The global bond market is down (US 10-year yield at 2.90% vs 2.80%), so is VIX (26/35), and dollar index (DXY) at 103.4/104.3 has come off the peaks seen in 22 years. This has triggered a risk-on rally today following a ferocious correction of 10-15% during Apr-May.

Indian benchmarks rallied by 2.6% ?(May 17th) but were outperformed by deep cyclicals like metals (6.9%), capital goods (3%), and small caps (2.9%). Even IT rallied 2.8% higher. Reality, Autos, Media had their turns last week. Broadly, all those that fell very sharply (25-40%) also saw a high level of rebound, but are still much lower than the early April peaks.

Globally also, markets that saw maximum meltdown earlier are also the ones that have seen the largest rebound (Russia, Sri Lanka, China, Nasdaq, US Small Cap, Austria, Vietnam, etc.). But they are still deeply negative on YTD performance.

Does this reemergence of risk-on, following a couple of weeks of risk-off, negate all those?macro factors such as hyperinflation, narrowing global liquidity, strong dollar, and rising rates? Or are they still alive?

One important development last week and today has been the toning down of the strident hawkishness by FOMC voting member James Bullard, who earlier also favoured 75bps hikes by the US Fed. His current stand is that 50bps hikes are enough, and with markets pricing in almost 3.25-3.5% Fed rate at the peak over the next 24 months, they have priced in all the normalisation. And like US Fed Chairman Jerome Powell, Bullard also reiterated that the US economy is fairly strong and will avoid a recession.

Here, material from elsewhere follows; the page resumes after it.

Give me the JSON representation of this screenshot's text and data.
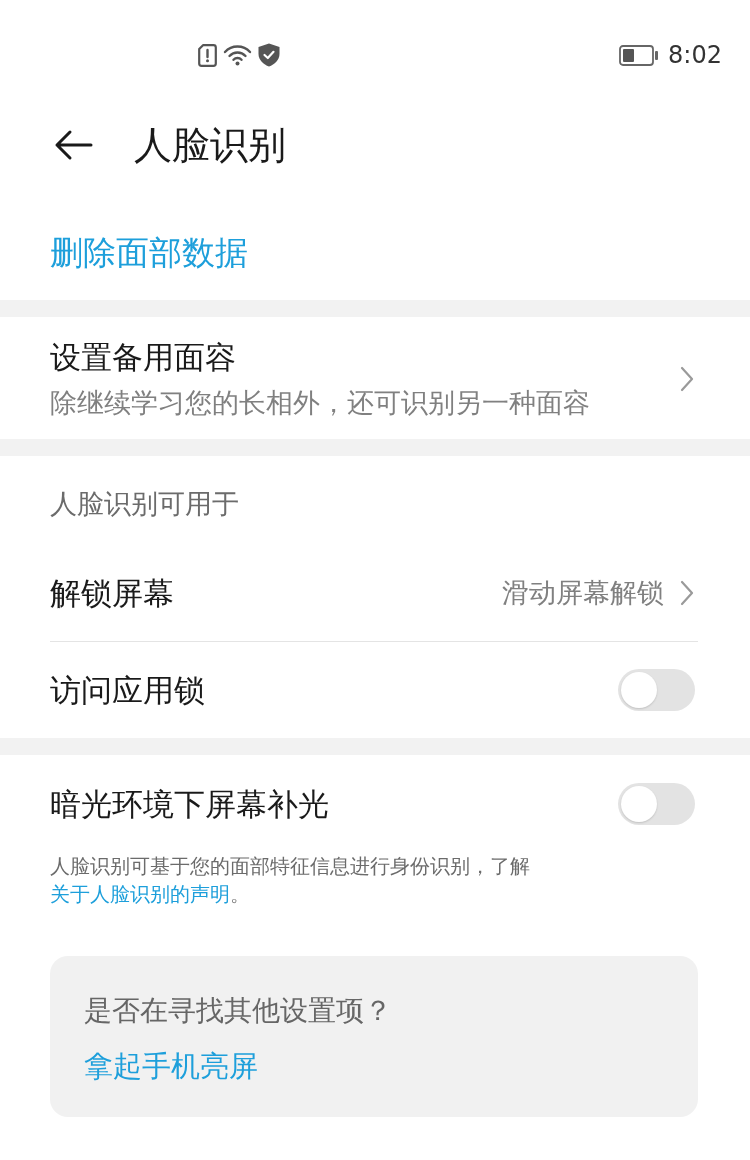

Our guess is that it is a catch-22 situation and the US Fed is trying to make a case for a soft landing amid the risk of a disproportionately larger negative wealth effect from the monetary transmission process, which is still far from the eventual effect of inflation control.

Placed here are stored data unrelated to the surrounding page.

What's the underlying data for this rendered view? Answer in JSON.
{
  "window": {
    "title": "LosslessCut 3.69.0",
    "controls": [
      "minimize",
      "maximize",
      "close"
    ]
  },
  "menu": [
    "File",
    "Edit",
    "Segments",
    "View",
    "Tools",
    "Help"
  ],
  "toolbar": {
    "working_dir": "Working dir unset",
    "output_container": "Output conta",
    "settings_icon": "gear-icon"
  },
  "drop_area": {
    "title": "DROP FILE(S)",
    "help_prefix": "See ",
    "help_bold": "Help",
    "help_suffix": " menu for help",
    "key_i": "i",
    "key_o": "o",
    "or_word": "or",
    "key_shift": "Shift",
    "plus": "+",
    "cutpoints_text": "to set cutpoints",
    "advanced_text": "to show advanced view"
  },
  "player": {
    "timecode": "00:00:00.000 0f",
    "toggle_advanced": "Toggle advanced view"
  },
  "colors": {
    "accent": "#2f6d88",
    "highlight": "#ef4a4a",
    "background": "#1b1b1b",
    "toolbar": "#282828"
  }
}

Such communication may be necessary to avoid a potential disruptive adjustment process, which has just begun. But Bullard's pushback to the general impression that the Fed is much behind the curve does not bear much credence given that inflation is still expected to remain high at 3% if one considers that after 2 years a neutral real rate 0.5% will be achieved.

Secondly, it is premature to assume that markets have priced in all the implications of normalisation just by looking at the rate swap curves, as the transmission process has to involve adjustments through a whole host of financial assets, including credit risk, illiquidity risk, solvency risks of financial institutions, etc., apart from just the bond, money and equity markets. While these markers have seen some reciprocation, there is still considerable underpricing across multiple markets.

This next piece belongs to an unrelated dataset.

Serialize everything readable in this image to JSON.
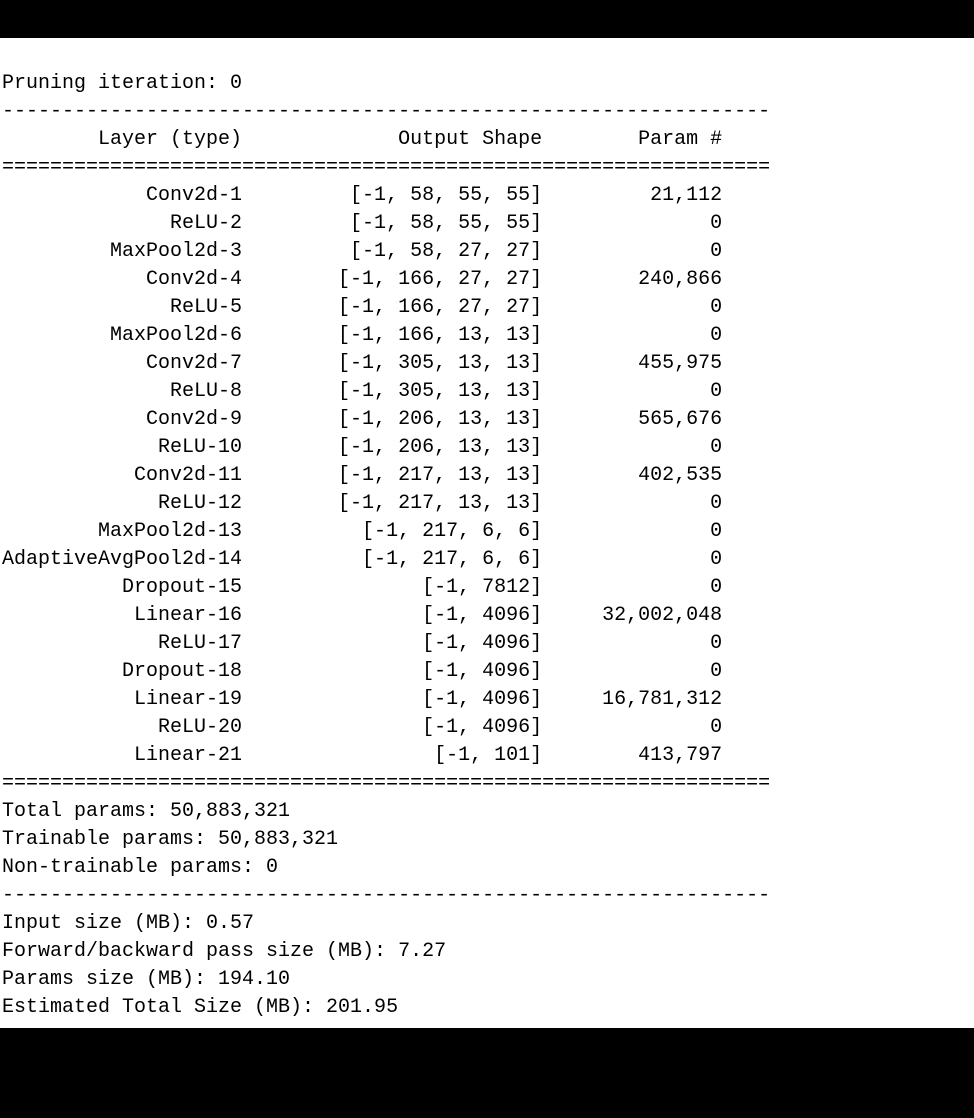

Thirdly, such blow-hot-blow-cold?communications on normalisation may dilute the efficacy of monetary tightening if the markets absorb that to signal bottoming out of the commodity prices; for instance, the risk-on has seen Brent crude reclaiming USD 114.5/bbl. We saw a similar response when Powell communicated a dovish QE tapering in Sep'21, and ignored rising inflation. Thus, a comfy Fed statement ironically works toward compelling a more aggressive response later.

Overall, the current risk-on bounce may be shortlived in our view as a) it will take a long time to attain an above-neutral real rate of +0.5% for the US, b) the full scale impact of monetary tightening is not fully priced in, and c) the blow-hot-blow-cold communication on the tightening trajectory may complicate the inflation control efforts of the Fed.

Hence, we would like to consider the latest risk-on bounce as a part of a longer journey toward another capitulation, which is still a few laps away.